Claimer : les personnages et les idées sont à moi…j’en suis pas spécialement fière, cela dit
Rating : K+ ou T, à la rigueur, pour mention d’abus de boisson (c’est pas bon pour la santé les enfants, tout ça tout ça).
Note : bonjour. Un petit défi que j’ai beaucoup aimé écrire, pour la simple raison que le thème et les mots ont tout de suite éveillé quelques réminiscences chez moi…Ca ne casse pas trois pattes à un canard, mais enfin, au moins je me suis amusée ^^ Bonne lecture.
Thème : Chercher le garçon
Mots :
Psychédélique
Harmonica
Skinhead
Leurre
Bec
Rose
Ridicule
Chercher le garçon
Il y a des jours comme ça où il vaudrait mieux rester couché.
Et il y a des soirées foireuses, de celles dont on sait qu’on aurait dû ne jamais sortir de chez soi, voire de son lit. Ce soir en faisait précisément partie.
Damien n’était pas un garçon compliqué. Il aimait les choses simples, claires, évidentes. Taper sur les skinheads à la sortie des concerts, boire de la bière avec ses potes, répéter pendant des heures dans son garage avec la vieille guitare à moitié désaccordée que son grand frère lui avait donné – complètement déglinguée serait un mot plus juste pour qualifier cette antiquité, mais il l’aimait bien quand même, et malgré tout, elle avait encore un son assez bon pour ce qu’il en faisait. A savoir pas grand-chose, mais enfin, c’était le genre de trucs qui l’amusaient, et de toute façon il n’avait pas assez de fric pour s’en payer une neuve.
Des choses simples, donc, aussi simples finalement que la vie qu’il menait. Ou du moins, qu’il essayait de mener, parce qu’évidemment, si tout se passait toujours comme on le souhaite, ça se saurait. Et Damien avait la double particularité de s’attirer les ennuis avec une facilité déconcertante, en plus d’avoir un meilleur ami complètement taré. Stéphane, une espèce de grand rouquin efflanqué au visage halluciné, affublé d’un bec-de-lièvre qui ne semblait pas le complexer plus que ça, de yeux plus noirs que l’enfer et d’un sens de l’humour particulièrement opaque – du moins pour les gens qui ne le connaissaient pas, c’est à dire la grande majorité de l’espèce humaine. Son meilleur pote, la source de ses plus grosses emmerdes et à la fois de ses plus gros fous-rires.

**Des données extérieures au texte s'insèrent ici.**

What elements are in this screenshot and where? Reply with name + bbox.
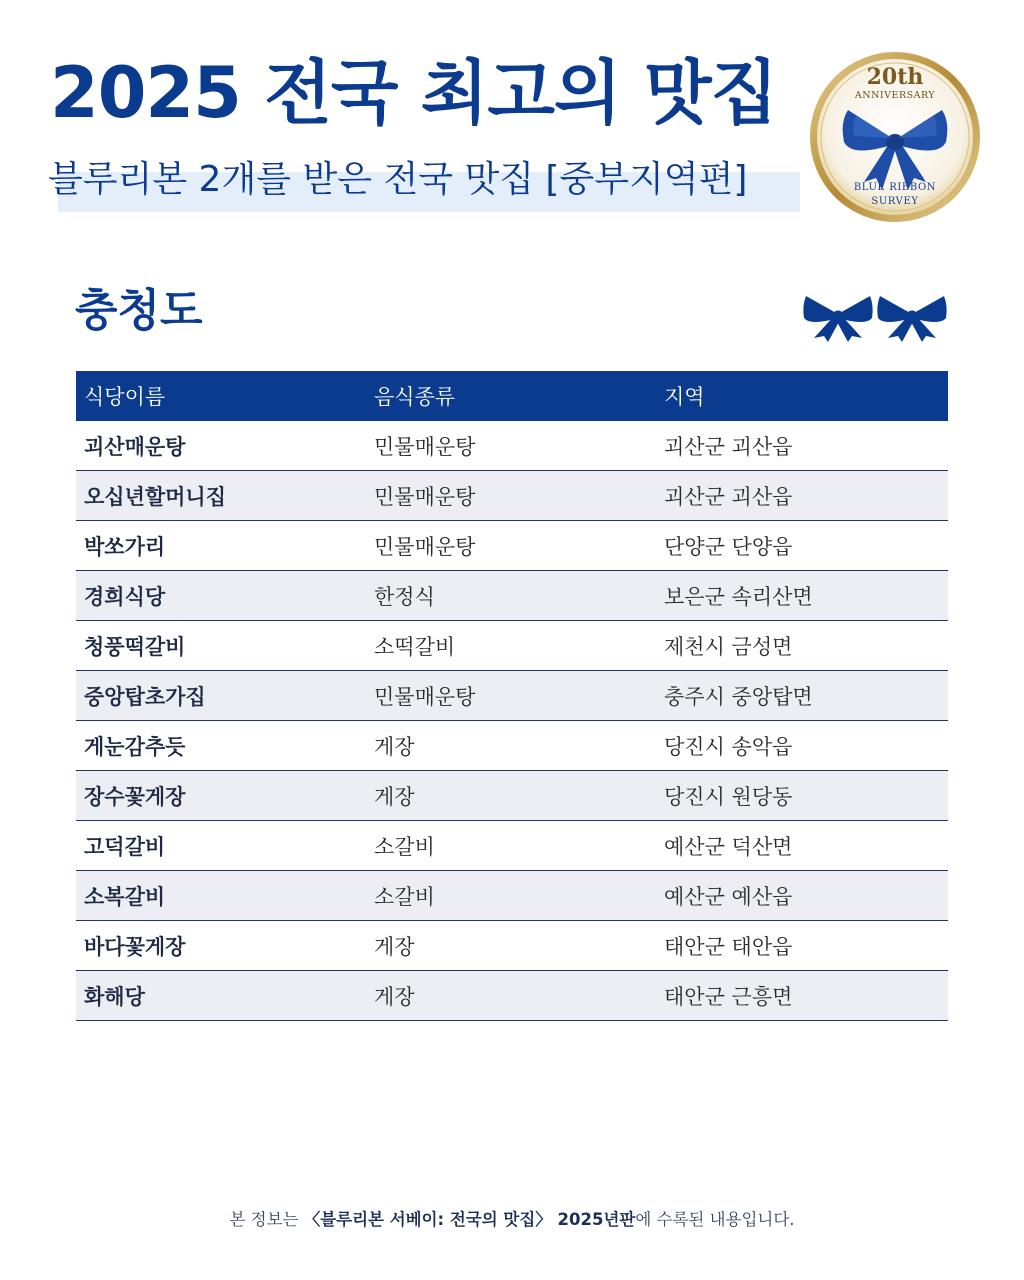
restaurant-name: 박쏘가리	[76, 521, 366, 571]
column-header-cuisine: 음식종류	[374, 385, 456, 409]
table-row	[76, 521, 948, 571]
table-row	[76, 871, 948, 921]
restaurant-name: 경희식당	[76, 571, 366, 621]
anniversary-badge	[808, 50, 982, 224]
section-title: 충청도	[75, 285, 203, 336]
restaurant-name: 장수꽃게장	[76, 771, 366, 821]
subtitle-block	[48, 158, 747, 201]
badge-20th: 20th	[866, 64, 924, 90]
cuisine-type: 민물매운탕	[366, 671, 656, 721]
table-row	[76, 421, 948, 471]
restaurant-name: 청풍떡갈비	[76, 621, 366, 671]
region: 예산군 예산읍	[656, 871, 948, 921]
region: 보은군 속리산면	[656, 571, 948, 621]
table-row	[76, 471, 948, 521]
page-subtitle: 블루리본 2개를 받은 전국 맛집 [중부지역편]	[48, 159, 748, 200]
region: 태안군 태안읍	[656, 921, 948, 971]
column-header-name: 식당이름	[84, 385, 166, 409]
footer-note	[0, 1206, 1024, 1230]
restaurant-table	[76, 371, 948, 1021]
restaurant-name: 소복갈비	[76, 871, 366, 921]
cuisine-type: 게장	[366, 721, 656, 771]
cuisine-type: 민물매운탕	[366, 421, 656, 471]
table-row	[76, 821, 948, 871]
footer-book-title: 〈블루리본 서베이: 전국의 맛집〉 2025년판	[303, 1210, 636, 1229]
table-row	[76, 921, 948, 971]
column-header-region: 지역	[664, 385, 705, 409]
table-row	[76, 621, 948, 671]
footer-prefix: 본 정보는	[229, 1210, 304, 1229]
cuisine-type: 민물매운탕	[366, 521, 656, 571]
cuisine-type: 소갈비	[366, 821, 656, 871]
blue-ribbon-icon	[877, 296, 946, 342]
cuisine-type: 소떡갈비	[366, 621, 656, 671]
table-row	[76, 771, 948, 821]
region: 당진시 원당동	[656, 771, 948, 821]
footer-suffix: 에 수록된 내용입니다.	[635, 1210, 795, 1229]
restaurant-name: 오십년할머니집	[76, 471, 366, 521]
region: 제천시 금성면	[656, 621, 948, 671]
badge-survey: SURVEY	[871, 196, 919, 207]
cuisine-type: 게장	[366, 921, 656, 971]
cuisine-type: 게장	[366, 771, 656, 821]
region: 당진시 송악읍	[656, 721, 948, 771]
restaurant-name: 바다꽃게장	[76, 921, 366, 971]
restaurant-name: 고덕갈비	[76, 821, 366, 871]
badge-anniversary: ANNIVERSARY	[854, 90, 936, 101]
region: 예산군 덕산면	[656, 821, 948, 871]
table-row	[76, 971, 948, 1021]
region: 단양군 단양읍	[656, 521, 948, 571]
restaurant-name: 게눈감추듯	[76, 721, 366, 771]
ribbon-rating	[800, 290, 950, 342]
cuisine-type: 민물매운탕	[366, 471, 656, 521]
region: 충주시 중앙탑면	[656, 671, 948, 721]
table-row	[76, 671, 948, 721]
table-row	[76, 721, 948, 771]
table-row	[76, 571, 948, 621]
region: 태안군 근흥면	[656, 971, 948, 1021]
table-header-row	[76, 371, 948, 421]
cuisine-type: 한정식	[366, 571, 656, 621]
page-title: 2025 전국 최고의 맛집	[50, 52, 778, 134]
badge-blue-ribbon: BLUE RIBBON	[853, 182, 937, 193]
cuisine-type: 소갈비	[366, 871, 656, 921]
cuisine-type: 게장	[366, 971, 656, 1021]
restaurant-name: 중앙탑초가집	[76, 671, 366, 721]
region: 괴산군 괴산읍	[656, 471, 948, 521]
blue-ribbon-icon	[803, 296, 872, 342]
region: 괴산군 괴산읍	[656, 421, 948, 471]
restaurant-name: 화해당	[76, 971, 366, 1021]
restaurant-name: 괴산매운탕	[76, 421, 366, 471]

Stéphane, qu’il cherchait des yeux au milieu de la foule depuis près d’une heure que Damien était arrivé au Rose Bonbon(1) pour le concert de ce soir. Il avait pourtant tout de suite su que ça allait être un plan foireux – les plans de Stéphane étaient toujours foireux. Ca ne l’avait pas empêché d’accepter la proposition de son meilleur ami lorsqu’il l’avait croisé aux Halles plus tôt dans l’après-midi. « Tu vas voir, un groupe génial ! ». Ouais, merci Stéphane. Non seulement la première partie était à chier, mais en plus il s’enfilait bière tiédasse sur bière tiédasse depuis son arrivée pour ne plus entendre le babillage incessant de Marine – son ex, qui ne manquait jamais de lui tenir la jambe à chaque fois qu’il avait le malheur de la rencontrer quelque part. La pauvre fille ne se rendait même pas compte qu’elle était ridicule à s’humilier de la sorte – mais peut-être que c’était parce que Damien était trop gentil pour lui faire remarquer. Trop gentil ou pas assez courageux, peu importait en réalité, son problème principal actuellement étant surtout de s’échapper loin de cette sangsue. Et évidemment, pas un seul pote en vue pour lui sauver la mise.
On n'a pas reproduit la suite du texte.